Generally, lowering costs is always a benefit and key objective for any manager whether their focus is accounting or operations. .
Purchasing costs are the costs of goods acquired from suppliers including freight or transportation costs. They usually comprise of the largest single cost category of goods for sale. Purchasing costs are affected by discounts for various purchase-order sizes and supplier credit terms.
Ordering costs are the costs of preparing, issuing, and paying purchase orders, along with receiving and inspecting the items included in the orders themselves. Both purchase approval and special processing costs are related to the number of purchase orders processed.
Carrying costs are costs that a company incurs when they hold an inventory for an amount of time before sale.

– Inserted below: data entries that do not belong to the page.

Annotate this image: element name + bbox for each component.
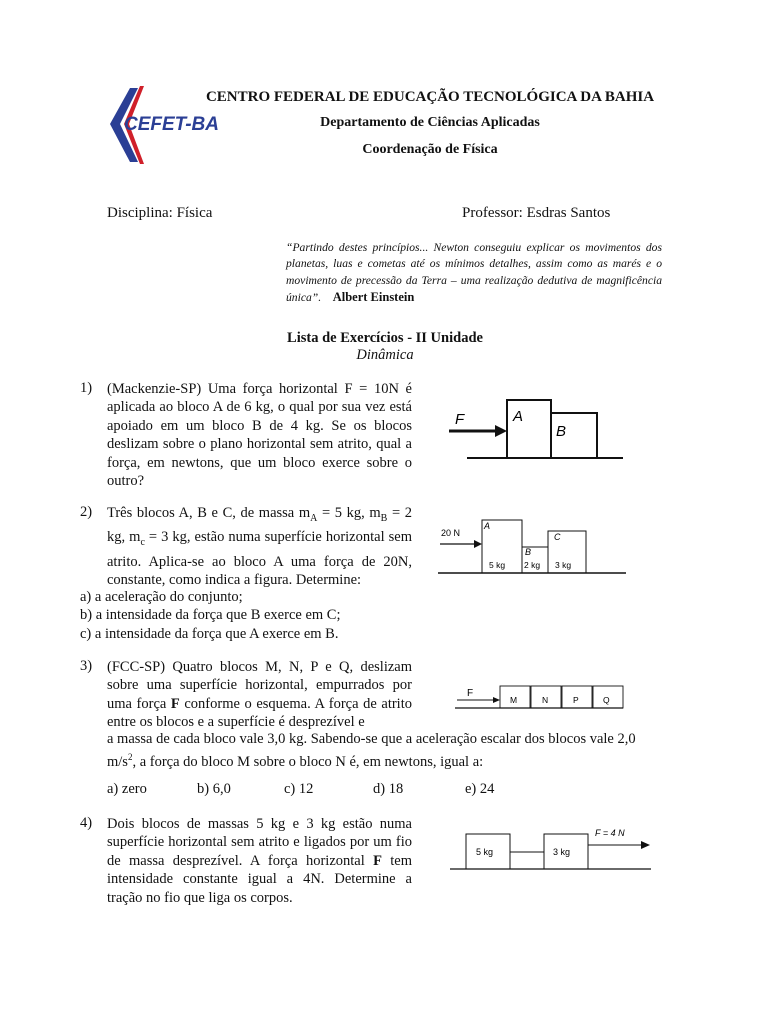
- svg-text:B: B: [525, 547, 532, 557]
- q3-option-e: e) 24: [465, 781, 495, 797]
- svg-text:5 kg: 5 kg: [476, 847, 494, 857]
- svg-text:A: A: [484, 521, 491, 531]
- institution-name: CENTRO FEDERAL DE EDUCAÇÃO TECNOLÓGICA DA BAHIA: [205, 89, 655, 105]
- svg-text:3 kg: 3 kg: [553, 847, 571, 857]
- svg-text:M: M: [510, 695, 518, 705]
- q3-option-d: d) 18: [373, 781, 404, 797]
- list-subtitle: Dinâmica: [356, 347, 414, 363]
- q3-option-b: b) 6,0: [197, 781, 231, 797]
- q4-text: Dois blocos de massas 5 kg e 3 kg estão numa superfície horizontal sem atrito e ligados por um fio de massa desprezível. A força horizontal F tem intensidade constante igual a 4N. Determine a tração no fio que liga os corpos.: [107, 816, 412, 906]
- q2-option-c: c) a intensidade da força que A exerce em B.: [80, 625, 339, 642]
- svg-text:20 N: 20 N: [441, 528, 461, 538]
- svg-text:3 kg: 3 kg: [555, 560, 572, 570]
- list-title: Lista de Exercícios - II Unidade: [287, 330, 483, 346]
- svg-text:Q: Q: [603, 695, 610, 705]
- q1-text: (Mackenzie-SP) Uma força horizontal F = 10N é aplicada ao bloco A de 6 kg, o qual por sua vez está apoiado em um bloco B de 4 kg. Se os blocos deslizam sobre o plano horizontal sem atrito, qual a força, em newtons, que um bloco exerce sobre o outro?: [107, 381, 412, 490]
- coordination-name: Coordenação de Física: [362, 142, 498, 157]
- q2-text: Três blocos A, B e C, de massa $m_A = 5$ kg, $m_B = 2$ kg, $m_c = 3$ kg, estão numa superfície horizontal sem atrito. Aplica-se ao bloco A uma força de 20N, constante, como indica a figura. Determine:: [107, 505, 412, 588]
- q3-option-c: c) 12: [284, 781, 314, 797]
- svg-text:F: F: [467, 688, 474, 699]
- svg-text:2 kg: 2 kg: [524, 560, 541, 570]
- quote-author: Albert Einstein: [332, 290, 415, 305]
- svg-text:C: C: [554, 532, 561, 542]
- quote-text: Partindo destes princípios... Newton conseguiu explicar os movimentos dos planetas, luas e cometas até os mínimos detalhes, assim como as marés e o movimento de precessão da Terra – uma realização dedutiva de magnificência única: [286, 241, 662, 305]
- q4-number: 4): [80, 815, 93, 831]
- discipline: Disciplina: Física: [107, 205, 213, 221]
- svg-text:P: P: [573, 695, 579, 705]
- q2-options: [80, 588, 340, 643]
- q2-option-a: a) a aceleração do conjunto;: [80, 589, 243, 605]
- q2-number: 2): [80, 504, 93, 520]
- department-name: Departamento de Ciências Aplicadas: [320, 115, 540, 130]
- svg-text:F = 4 N: F = 4 N: [595, 828, 625, 838]
- q2-option-b: b) a intensidade da força que B exerce em C;: [80, 607, 341, 624]
- q4-figure: [448, 822, 653, 874]
- cefet-logo: [100, 84, 219, 166]
- q3-figure: [445, 678, 625, 710]
- q3-text-top: (FCC-SP) Quatro blocos M, N, P e Q, deslizam sobre uma superfície horizontal, empurrados por uma força F conforme o esquema. A força de atrito entre os blocos e a superfície é desprezível e: [107, 659, 412, 731]
- professor: Professor: Esdras Santos: [462, 205, 611, 221]
- svg-text:5 kg: 5 kg: [489, 560, 506, 570]
- q2-figure: [438, 518, 628, 578]
- svg-text:F: F: [455, 411, 465, 428]
- q1-figure: [445, 396, 625, 464]
- q3-number: 3): [80, 658, 93, 674]
- q1-number: 1): [80, 380, 93, 396]
- logo-text: CEFET-BA: [124, 114, 219, 135]
- q3-text-bottom: a massa de cada bloco vale 3,0 kg. Sabendo-se que a aceleração escalar dos blocos vale 2,0 $m/s^2$, a força do bloco M sobre o bloco N é, em newtons, igual a:: [107, 731, 636, 771]
- svg-text:N: N: [542, 695, 549, 705]
- q3-option-a: a) zero: [107, 781, 147, 797]
- einstein-quote: “Partindo destes princípios... Newton conseguiu explicar os movimentos dos planetas, luas e cometas até os mínimos detalhes, assim como as marés e o movimento de precessão da Terra – uma realização dedutiva de magnificência única”. Albert Einstein: [286, 241, 662, 305]
- q3-options: [107, 780, 627, 800]
- svg-text:A: A: [513, 408, 524, 425]
- svg-text:B: B: [556, 423, 567, 440]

Mainly, these costs consist of those linked to storage, space rental, spoilage, insurance, and obsolescence. Other costs that can be considered carrying costs are the opportunity costs of investment tied up in inventory.
Stockout costs are those costs stemming from excess demand. When there is customer demand for a product that a company has run out of, stockout costs occur. A stockout can be resolved by expediting an order form a supplier. Expediting costs of a stockout include the additional ordering costs and any related transportation costs. Opportunity cost must also be considered. These can include the lost contribution margin on the sale not made due to the item being unavailable and any contribution margin lost on future sales impaired by ill-will of the customer. Another solution to stockouts is the concept of safety stock, which will be discussed in a later section.
Lastly, quality costs of adhering to set product standards must be considered. Quality is always important to any company because it directly relates to customer loyalty and reputation. These costs can be subdivided into prevention costs, appraisal costs, internal failure costs, and external failure costs.